A los siete años, tuve el sueño de ser el mejor filatelista. Junto a dos primos, arrancamos con las estampillas caseras que había en cualquier rincón. No quedó pariente sin visitar ni amigo sin manguear. Empezamos con las de Argentina, nos llenamos de Sarmiento, Roca, San Martín, Perón, Evita. Todos los sellos postales tenían valor y dábamos la vida por uno difícil. En mi pueblo había pocos embanderados con la causa, y el sistema de canje se agotó rápidamente. Entonces nos hicimos socios del Centro Filatélico Río Cuarto, que nos garantizaba cada estampilla con el sello del día de emisión. Una hoja completa tamaño oficio con la estampilla lanzada y un certificado de autenticidad. Lujo total.

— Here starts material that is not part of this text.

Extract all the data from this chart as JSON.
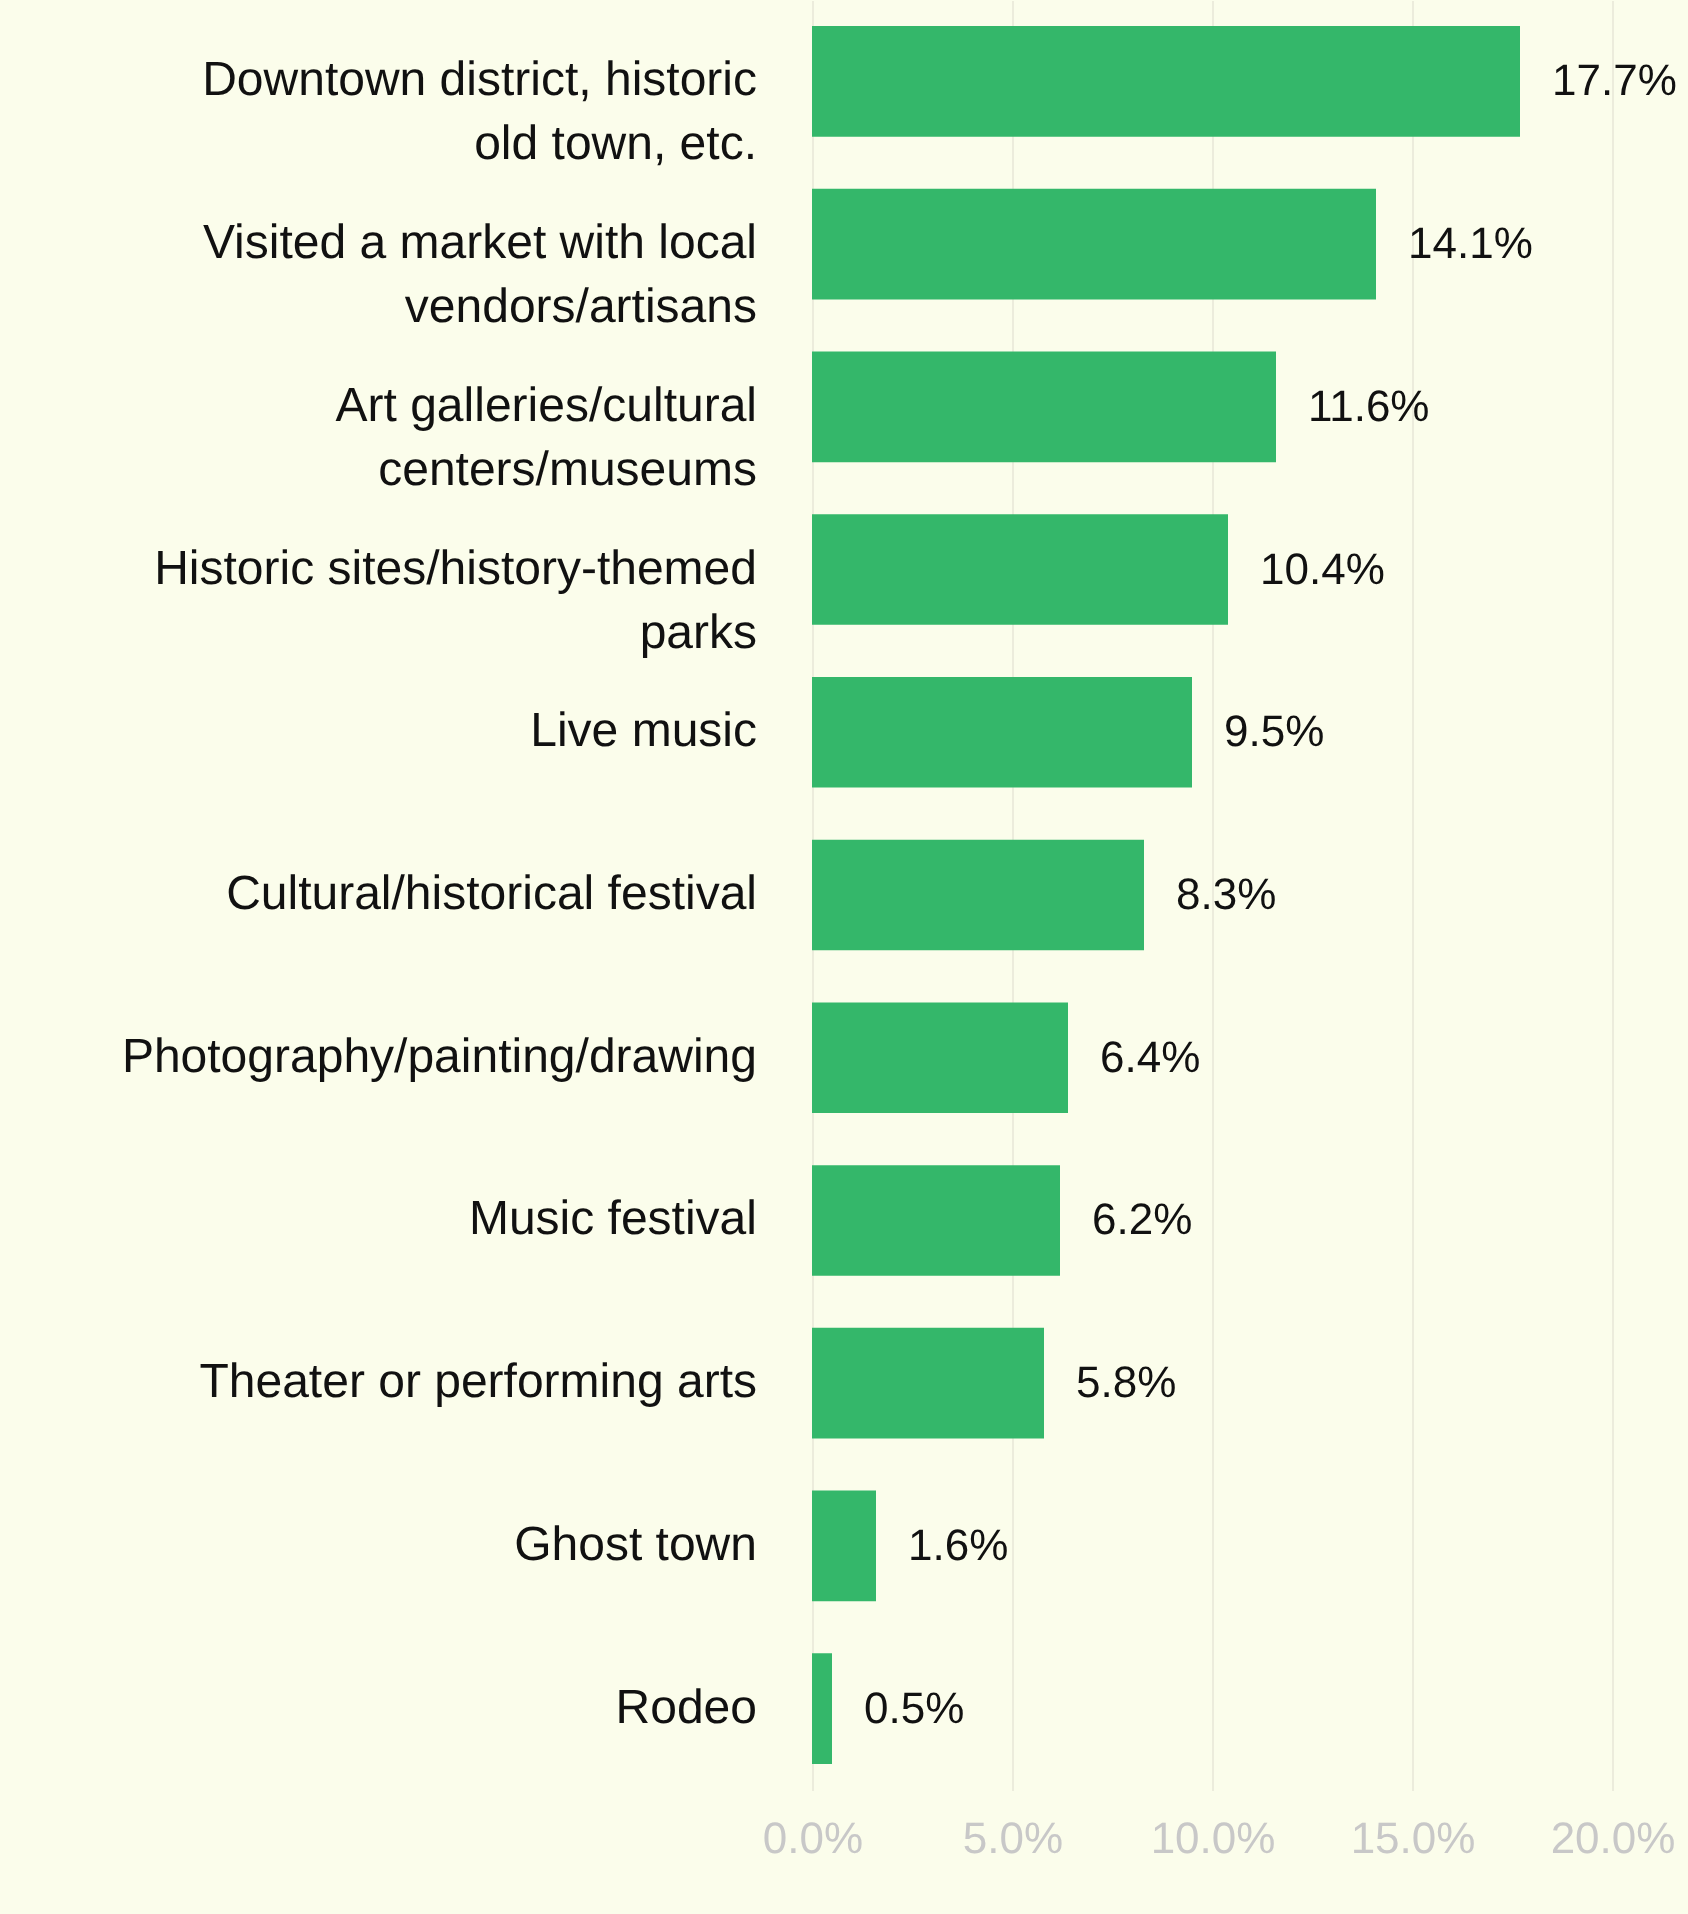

Después vino la compra de sellos de países raros: Indias Holandesas, Ceilán, Birmania, Yugoslavia, Antillas Orientales. Uno de mis hermanos colaboraba escribiendo en letra gótica el nombre del país en cada hoja del álbum. Tardamos 12 años en saber que Österreich era, en realidad, Austria, la patria de nuestros abuelos; que Neederland era Holanda, que Deutschland era Alemania y, preparate, que Československá Socialistická significaba Checoslovaquia. Ni idea dónde estaban, solo conocíamos cuatro o cinco países por las películas que daban en el cine. 

“Todos los sellos postales tenían valor y dábamos la vida por uno difícil”.

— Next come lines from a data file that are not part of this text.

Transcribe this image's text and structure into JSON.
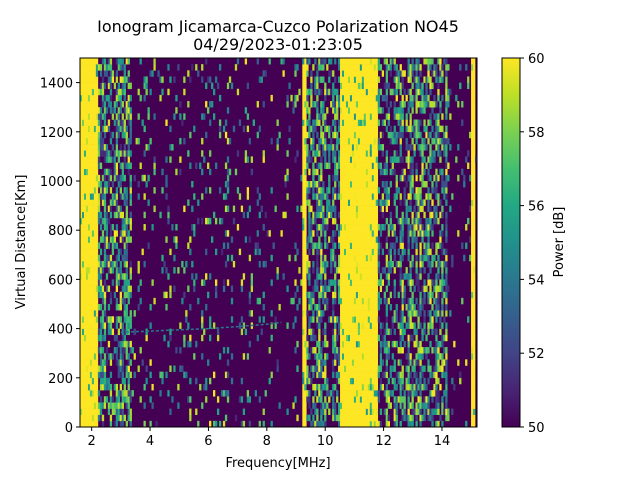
{
  "chart_data": {
    "type": "heatmap",
    "title": "Ionogram Jicamarca-Cuzco Polarization NO45",
    "subtitle": "04/29/2023-01:23:05",
    "xlabel": "Frequency[MHz]",
    "ylabel": "Virtual Distance[Km]",
    "xlim": [
      1.6,
      15.2
    ],
    "ylim": [
      0,
      1500
    ],
    "x_ticks": [
      "2",
      "4",
      "6",
      "8",
      "10",
      "12",
      "14"
    ],
    "x_tick_values": [
      2,
      4,
      6,
      8,
      10,
      12,
      14
    ],
    "y_ticks": [
      "0",
      "200",
      "400",
      "600",
      "800",
      "1000",
      "1200",
      "1400"
    ],
    "y_tick_values": [
      0,
      200,
      400,
      600,
      800,
      1000,
      1200,
      1400
    ],
    "colorbar": {
      "label": "Power [dB]",
      "min": 50,
      "max": 60,
      "ticks": [
        "50",
        "52",
        "54",
        "56",
        "58",
        "60"
      ],
      "tick_values": [
        50,
        52,
        54,
        56,
        58,
        60
      ],
      "colormap": "viridis"
    },
    "features": {
      "background_power_db": 50,
      "saturated_power_db": 60,
      "saturated_bands_mhz": [
        [
          1.6,
          2.2
        ],
        [
          9.2,
          9.35
        ],
        [
          10.5,
          11.8
        ],
        [
          15.0,
          15.1
        ]
      ],
      "noisy_bands_mhz": [
        [
          2.2,
          3.4
        ],
        [
          9.35,
          10.5
        ],
        [
          11.8,
          14.2
        ]
      ],
      "echo_trace": {
        "x_mhz": [
          3.0,
          4.0,
          5.0,
          6.0,
          7.0,
          8.0,
          8.5
        ],
        "y_km": [
          385,
          390,
          395,
          400,
          408,
          418,
          425
        ]
      }
    }
  }
}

Mi pasión por las estampillas fue tal que empecé a estudiar esperanto para poder escribirle cartas a la comunidad esperantista del mundo –tal como hacía mi tío Juan– y recoger los sellos de cada sobre. Envié algunas, tuve respuestas de varios europeos voluntariosos y junté unos sellos más. Sin embargo, duré poco con el idioma. Me quedaron algunas palabras que ahora no puedo intercambiar con nadie. “Hola” en esperanto es saluton, “buenos días” se dice bonan matenon y “¿cómo estás?” se pregunta Kio estas via nomo? Demasiado para un pibe. 

En esa etapa tuve más sueños. Fui parte de la generación Bidú. Crecí con los Beatles, pero bailaba con El Club del Clan y cantaba canciones de Leo Dan. Con mis amigos, en los bailes patronales gastábamos tacos corriendo tras el escenario donde tocaban Feliciano Brunelli o el Cuarteto Leo, mientras algunos adelantados fumaban Saratoga y Clifton en la oscuridad. Jugábamos a las figuritas, comíamos caramelos Misky y maní japonés, escondíamos el chocolate Suflair para no convidar y los sábados a la tarde esperábamos el ranking de los diez más escuchados por la radio. En esos sueños hacíamos carreritas de bicis en el bulevar, corríamos tras la pelota en la canchita del cura, remontábamos el arroyo buscando al gran pez, nos peleábamos a cascotazos con la banda de la otra cuadra y nos enamorábamos perdidamente de la chica equivocada una y otra vez.

¿Dónde habrá ido a parar mi álbum de estampillas…? De mis viejos sueños de filatelista sobreviven aquellas sensaciones, cuando éramos 15 o 20 amigos enviando suspiros a la luna. Pensábamos que íbamos a ser así para siempre. No pudimos, pero qué lindo fue haberlo pensado.